WASHINGTON—A new draft of House legislation that creates significant new regulatory leeway for drug and device companies now includes more funding for the National Institutes of Health. The revised draft represents a compromise with Democrats who withdrew support for the initial bill.
Leaders of the House Energy & Commerce Committee are circulating a new “discussion draft” of the 21st Century Cures bill that would raise NIH funding to $31.8 billion in fiscal 2016 and to $34.85 billion in fiscal 2018. Congress appropriated $30.3 billion for the NIH in fiscal 2015, and President Barack Obama requested (PDF) $31.3 billion for fiscal 2016.
The bill would also create an NIH Innovation Fund of roughly $2 billion per year between fiscal years 2016 and 2020. The fund would support precision medicine, young emerging scientists and other unidentified sources of medical innovation.
Research!America, an advocacy group promoting healthcare research, said it was “thrilled” by the new version of the bill but warned that the final legislation must allow the NIH to decide how to allocate the dollars.
But consumer watchdog Public Citizen called the NIH funding boost a horse trade “providing perks to the pharmaceutical and medical device industries to approve medications and devices faster based on weaker evidence.”
The bill would significantly revise regulations governing the Food and Drug Administration's oversight of the drug, device and software sectors.
Pharmaceutical Research and Manufacturers of America, the industry's trade group, issued a statement applauding the House committee for its work.
The drug industry would benefit from the bill in several ways. Perhaps most significantly would be the proposed legislation's enhanced consideration of “real-world evidence.” Manufacturers would be able to expand a drug's indications based on observational data or registries indicating how it performs in the field. Critics say the provision would lead the government to endorse drugs for new uses without adequate testing for safety and efficacy.
The FDA would also be required to develop more surrogate endpoints to allow shorter clinical trials. For example, the FDA might accept evidence that a new cancer drug effectively shrinks tumors rather than requiring a longer and more expensive clinical trial showing reduced mortality.
The device industry would also benefit. A proposed “breakthrough device” program would provide a faster path to market for devices that might substantially raise the standard of care.
An additional provisional section would expand the FDA's “humanitarian device exemption” for products that treat rare diseases. Under current law, a device treating a disease affecting fewer than 4,000 patients per year receives less regulatory scrutiny. The provisional section would raise that cap to 8,000.

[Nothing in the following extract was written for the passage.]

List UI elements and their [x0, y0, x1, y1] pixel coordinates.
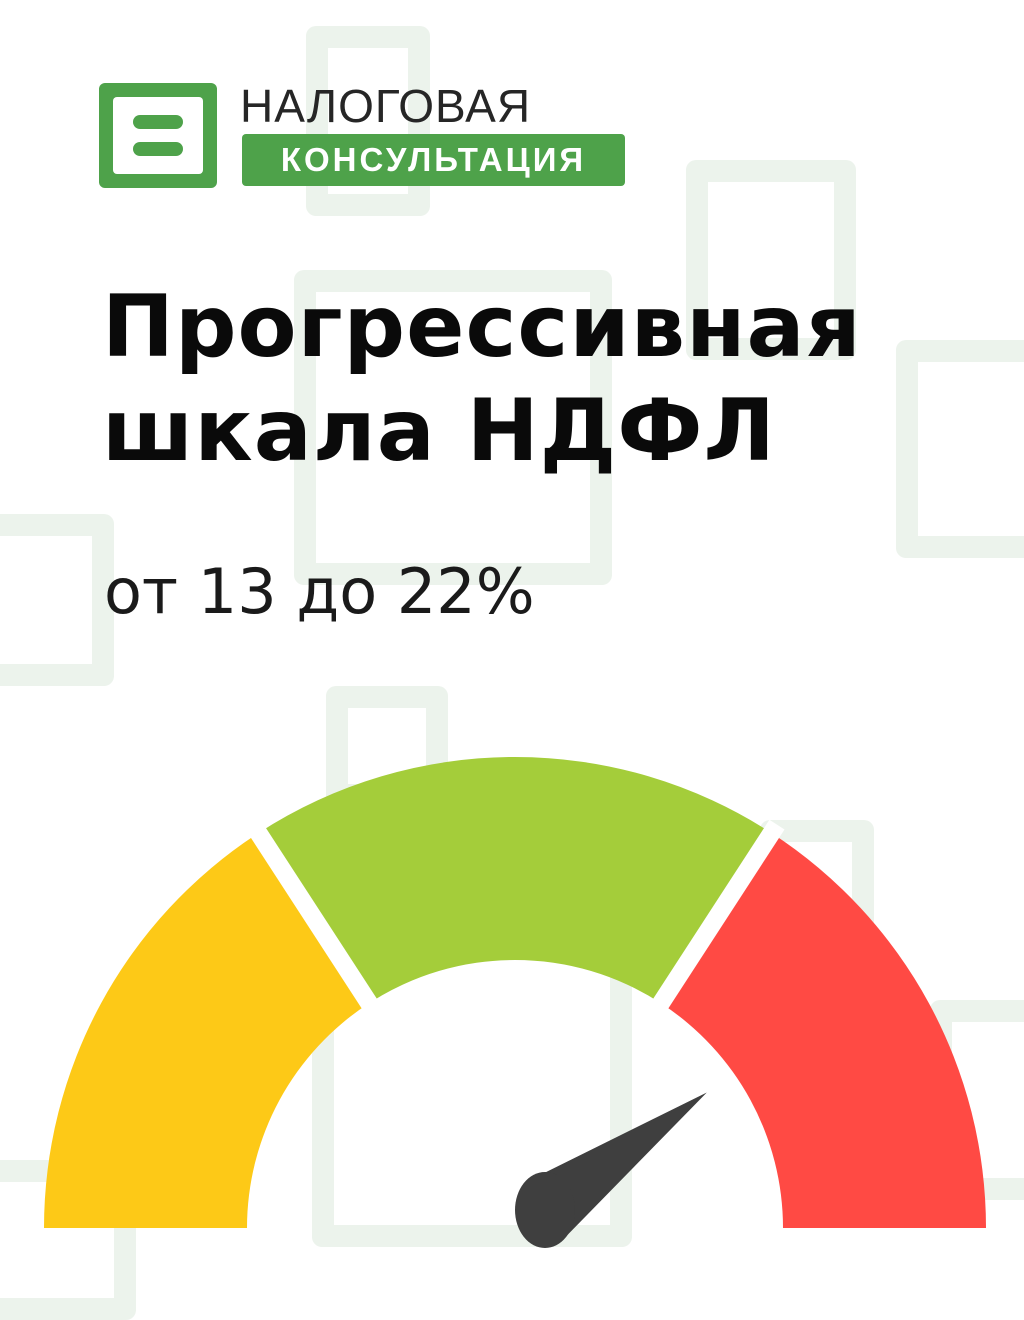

Dr. Margaret Hamburg, who stepped down as the FDA commissioner last month, has said the bill's approach is misguided. "Shortening review times is not going to create the scientific understanding and the research and development that needs to be done to translate exciting opportunities in science into new products," Hamburg told Modern Healthcare in a recent interview. “That is the wrong mechanism to achieve that goal.”
FDA officials told lawmakers during a Senate committee hearing Tuesday that the agency is already overburdened and underfunded, compromising its ability to efficiently evaluate new and modified drugs and devices.
The draft bill, however, calls for the FDA to issue new guidance in areas ranging from the use of Bayesian statistics in clinical trials to precision medicine, and would require the agency to convene seven public meetings or workshops. The word “guidance” occurs 98 times in the 199-page bill. But, at the moment, there are no specific additional appropriations for the agency.
The legislation would also revise the regulatory categories for healthcare software. Any technology falling under the category of “health software,” which includes administrative and other software deemed low-risk, would be exempt from FDA scrutiny.
Some clinical decision-support software, which guides clinicians with alerts or alarms, would fall outside that exemption.
It's unclear, however, how much clarity the bill would offer developers of such software, said Bradley Thompson, a health information technology expert with the law firm Epstein Becker Green.
The bill “gives FDA quite a bit of latitude to decide what (clinical decision-support software) to regulate,” Thompson said. “But the original purpose of this legislation was to more clearly define the dividing line between regulated and unregulated software.”
The health IT community also expected the legislation to tackle the lackluster ability of health IT systems to exchange data. The draft bill includes a placeholder for interoperability guidance but no details.
“We have no doubt it will be part of the package before it is formally introduced,” said Dan Haley, vice president of government and regulatory affairs at electronic health-record vendor Athenahealth.
The bill includes a similar placeholder for telehealth. That industry has lobbied aggressively for legislation to create a distinct Medicare billing code for remote-patient monitoring.